XI’AN, Sept. 25 (Xinhua) — What if you were hearing-impaired and had to start a race by following competitors instead of listening to the starting pistol? Would you be able to overtake others after a late start?
Hoi Long, who lost her hearing at the age of five months, gave the answer by finishing ninth in the women’s triathlon at China’s 14th National Games last Friday.
Triathlon is a highly demanding sport. Athletes must finish a 1,500-meter swim, 40km cycle and 10km run with no breaks. In other words, they are not only great swimmers, but also strong riders and fast runners.
This was the fourth time for Hoi to represent the Macao Special Administrative Region in the National Games of the People’s Republic of China. The 37-year-old veteran hoped to break into the top 10.
But it got off with a bad start as she just ranked 24th after the 1.5km swimming race.
“Due to the COVID-19 pandemic, I haven’t joined in any competition in the past two years, and I didn’t take any recent systematic training,” said Hoi, adding that low water temperature posed more challenges for her to make adjustments.
In triathlon, athletes also need to pursue strategies to give full play to their strength through careful pacing.
Swimming ashore, taking on shoes already attached to pedals, mounting the bike forward, Hoi didn’t give up. As cycling is her strong point, she began to pick up speed and outpaced many other competitors, ranking 13th after riding.
“I’m just going to catch up with the runners ahead of me one by one,” Hoi said in a firm tone.

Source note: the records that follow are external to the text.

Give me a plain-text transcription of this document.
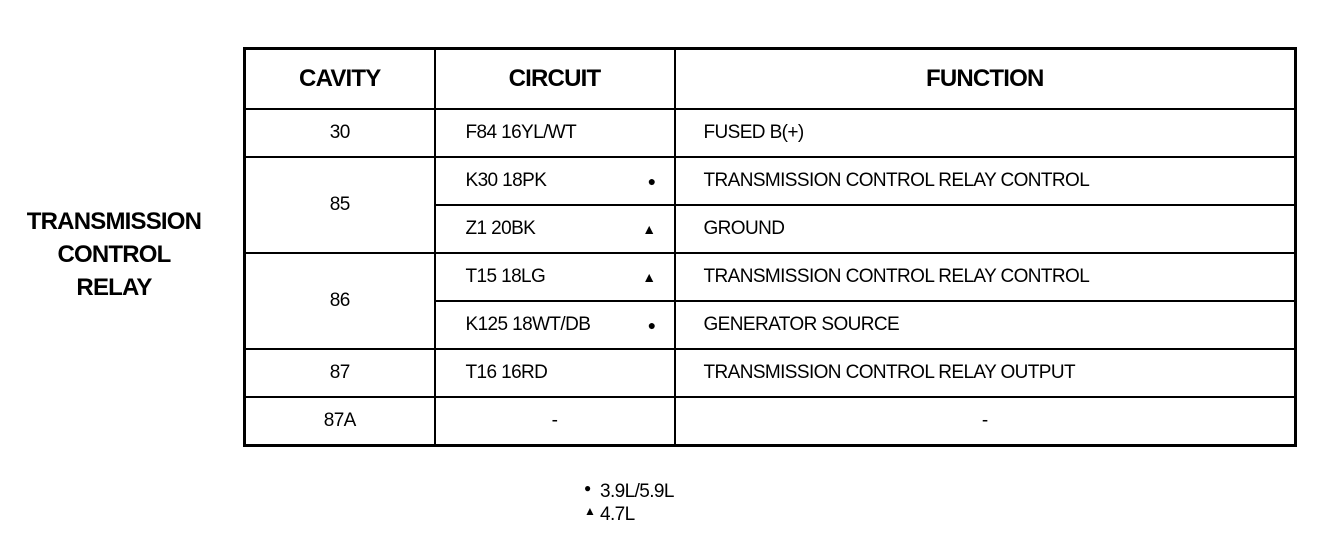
TRANSMISSION
CONTROL
RELAY
CAVITY	CIRCUIT	FUNCTION
30	F84 16YL/WT	FUSED B(+)
85	K30 18PK ●	TRANSMISSION CONTROL RELAY CONTROL
	Z1 20BK ▲	GROUND
86	T15 18LG ▲	TRANSMISSION CONTROL RELAY CONTROL
	K125 18WT/DB ●	GENERATOR SOURCE
87	T16 16RD	TRANSMISSION CONTROL RELAY OUTPUT
87A	-	-
● 3.9L/5.9L
▲ 4.7L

While many coaches were shouting at the athletes to encourage them, Mai Bingyao, Hoi’s coach, only took videos silently for post-match research.
“For cyclists and outdoor athletes, if someone tries to interfere with them beside the race track, it might distract their attention,” Mai noted.
In the running race, Hoi suffered a spasm of pain in her leg after the first lap. “This is the most difficult time for me,” she said.
“Completing the game and finishing 9th really surprised me,” Hoi told reporters after the race.
Hoi is not a professional athlete. Rather, she works in the Sports Bureau of Macao Special Administrative Region and undergoes training in her spare time.
Since losing hearing at a very young age, Hoi has never stopped chasing success in both daily life and sports. After graduating from Beijing Sport University, she grew fond of triathlon. Two decades have passed since she debuted in the race. She captured a bronze in the 2018 Jakarta Asian Games, a peak of her sports career.